In case of accidental ingestion, induce vomiting, perform gastric lavage, and seek medical advice. Symptomatic therapy should be administered.

Management of symptoms. In case of minor bleeding, reduce the dose or temporarily discontinue the drug. In case of severe bleeding, administer 1% protamine sulfate solution slowly intravenously. If the heparin concentration in blood is unknown, a single dose of protamine sulfate should not exceed 1 ml. Symptomatic therapy should be administered.

Adverse reactions.

In isolated cases, local hypersensitivity reactions are possible: hyperemia, skin irritation, burning sensation, skin swelling, itching, rash, urticaria, angioneurotic edema, dermatitis (including contact dermatitis), eczema, hemorrhages, and occasionally the appearance of small pustules, vesicles, or bullae. These symptoms usually resolve spontaneously after discontinuation of the drug.

Systemic adverse reactions are possible when applied to large skin areas.

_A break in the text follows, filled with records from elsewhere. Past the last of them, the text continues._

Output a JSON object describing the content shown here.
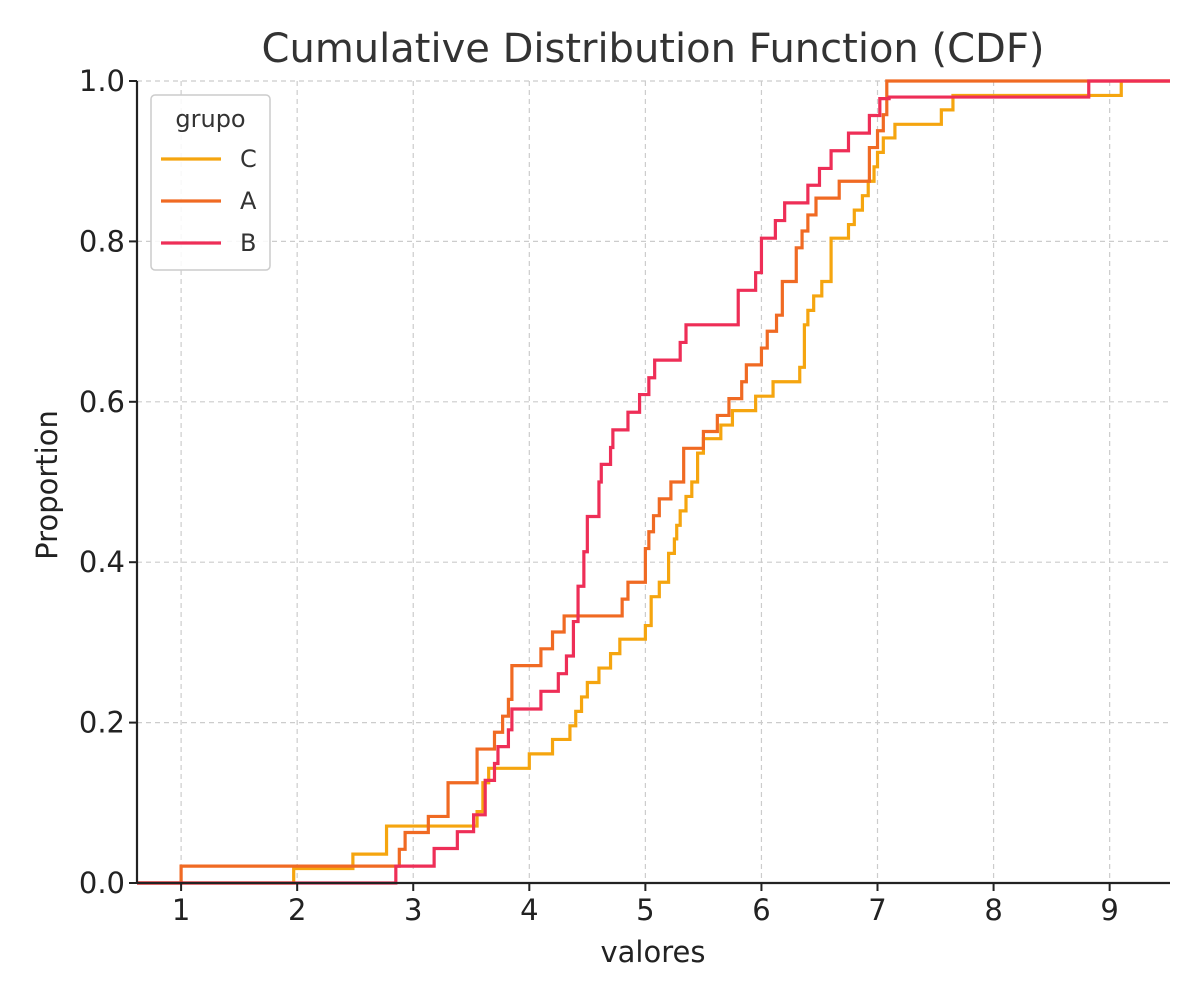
{
  "chart_data": {
    "type": "line",
    "subtype": "ecdf-step",
    "title": "Cumulative Distribution Function (CDF)",
    "xlabel": "valores",
    "ylabel": "Proportion",
    "xlim": [
      0.62,
      9.52
    ],
    "ylim": [
      0,
      1
    ],
    "xticks": [
      1,
      2,
      3,
      4,
      5,
      6,
      7,
      8,
      9
    ],
    "yticks": [
      0.0,
      0.2,
      0.4,
      0.6,
      0.8,
      1.0
    ],
    "ytick_labels": [
      "0.0",
      "0.2",
      "0.4",
      "0.6",
      "0.8",
      "1.0"
    ],
    "grid": true,
    "legend": {
      "title": "grupo",
      "placement": "top-left"
    },
    "series": [
      {
        "name": "C",
        "color": "#f5a50f",
        "x": [
          1.97,
          2.48,
          2.77,
          3.55,
          3.6,
          3.65,
          4.0,
          4.2,
          4.35,
          4.4,
          4.45,
          4.5,
          4.6,
          4.7,
          4.78,
          5.0,
          5.05,
          5.12,
          5.2,
          5.25,
          5.27,
          5.3,
          5.35,
          5.4,
          5.45,
          5.5,
          5.65,
          5.75,
          5.95,
          6.1,
          6.33,
          6.37,
          6.4,
          6.45,
          6.52,
          6.6,
          6.6,
          6.75,
          6.8,
          6.87,
          6.92,
          6.97,
          7.0,
          7.05,
          7.15,
          7.55,
          7.65,
          9.1
        ],
        "y": [
          0.018,
          0.036,
          0.071,
          0.089,
          0.125,
          0.143,
          0.161,
          0.179,
          0.196,
          0.214,
          0.232,
          0.25,
          0.268,
          0.286,
          0.304,
          0.321,
          0.357,
          0.375,
          0.411,
          0.429,
          0.446,
          0.464,
          0.482,
          0.5,
          0.536,
          0.554,
          0.571,
          0.589,
          0.607,
          0.625,
          0.643,
          0.696,
          0.714,
          0.732,
          0.75,
          0.768,
          0.804,
          0.821,
          0.839,
          0.857,
          0.875,
          0.893,
          0.911,
          0.929,
          0.946,
          0.964,
          0.982,
          1.0
        ]
      },
      {
        "name": "A",
        "color": "#f06a23",
        "x": [
          1.0,
          2.88,
          2.93,
          3.13,
          3.3,
          3.55,
          3.7,
          3.77,
          3.82,
          3.85,
          4.1,
          4.2,
          4.3,
          4.8,
          4.85,
          5.0,
          5.03,
          5.07,
          5.12,
          5.22,
          5.33,
          5.5,
          5.62,
          5.72,
          5.83,
          5.87,
          6.0,
          6.05,
          6.13,
          6.18,
          6.3,
          6.35,
          6.4,
          6.47,
          6.67,
          6.93,
          7.0,
          7.05,
          7.08
        ],
        "y": [
          0.021,
          0.042,
          0.063,
          0.083,
          0.125,
          0.167,
          0.188,
          0.208,
          0.229,
          0.271,
          0.292,
          0.313,
          0.333,
          0.354,
          0.375,
          0.417,
          0.438,
          0.458,
          0.479,
          0.5,
          0.542,
          0.563,
          0.583,
          0.604,
          0.625,
          0.646,
          0.667,
          0.688,
          0.708,
          0.75,
          0.792,
          0.813,
          0.833,
          0.854,
          0.875,
          0.917,
          0.938,
          0.958,
          1.0
        ]
      },
      {
        "name": "B",
        "color": "#ee2e57",
        "x": [
          2.85,
          3.18,
          3.38,
          3.52,
          3.62,
          3.7,
          3.73,
          3.82,
          3.85,
          4.1,
          4.25,
          4.32,
          4.38,
          4.42,
          4.47,
          4.5,
          4.6,
          4.62,
          4.7,
          4.72,
          4.85,
          4.95,
          5.03,
          5.08,
          5.3,
          5.35,
          5.8,
          5.95,
          6.0,
          6.12,
          6.2,
          6.4,
          6.5,
          6.6,
          6.75,
          6.93,
          7.02,
          7.1,
          8.82
        ],
        "y": [
          0.021,
          0.043,
          0.064,
          0.085,
          0.128,
          0.149,
          0.17,
          0.191,
          0.217,
          0.239,
          0.261,
          0.283,
          0.326,
          0.37,
          0.413,
          0.457,
          0.5,
          0.522,
          0.543,
          0.565,
          0.587,
          0.609,
          0.63,
          0.652,
          0.674,
          0.696,
          0.739,
          0.761,
          0.804,
          0.826,
          0.848,
          0.87,
          0.891,
          0.913,
          0.935,
          0.957,
          0.978,
          0.98,
          1.0
        ]
      }
    ]
  }
}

In case of any adverse reactions, consult a physician for further management. Symptomatic therapy should be administered.

Shelf life. 3 years.

Do not use the drug after the expiry date stated on the packaging.

Storage conditions.

Store in the original packaging at a temperature not exceeding 25 °C.

Keep out of reach of children.

Packaging.

40 g in a tube; 1 tube per carton.

Prescription status. Over-the-counter.

Manufacturer.

Public Joint-Stock Company "Scientific and Production Center "Borshchahivskiy Chemical-Pharmaceutical Plant".

Manufacturer’s location and address of business operations.

17, Miru Street, Kyiv, 03134, Ukraine.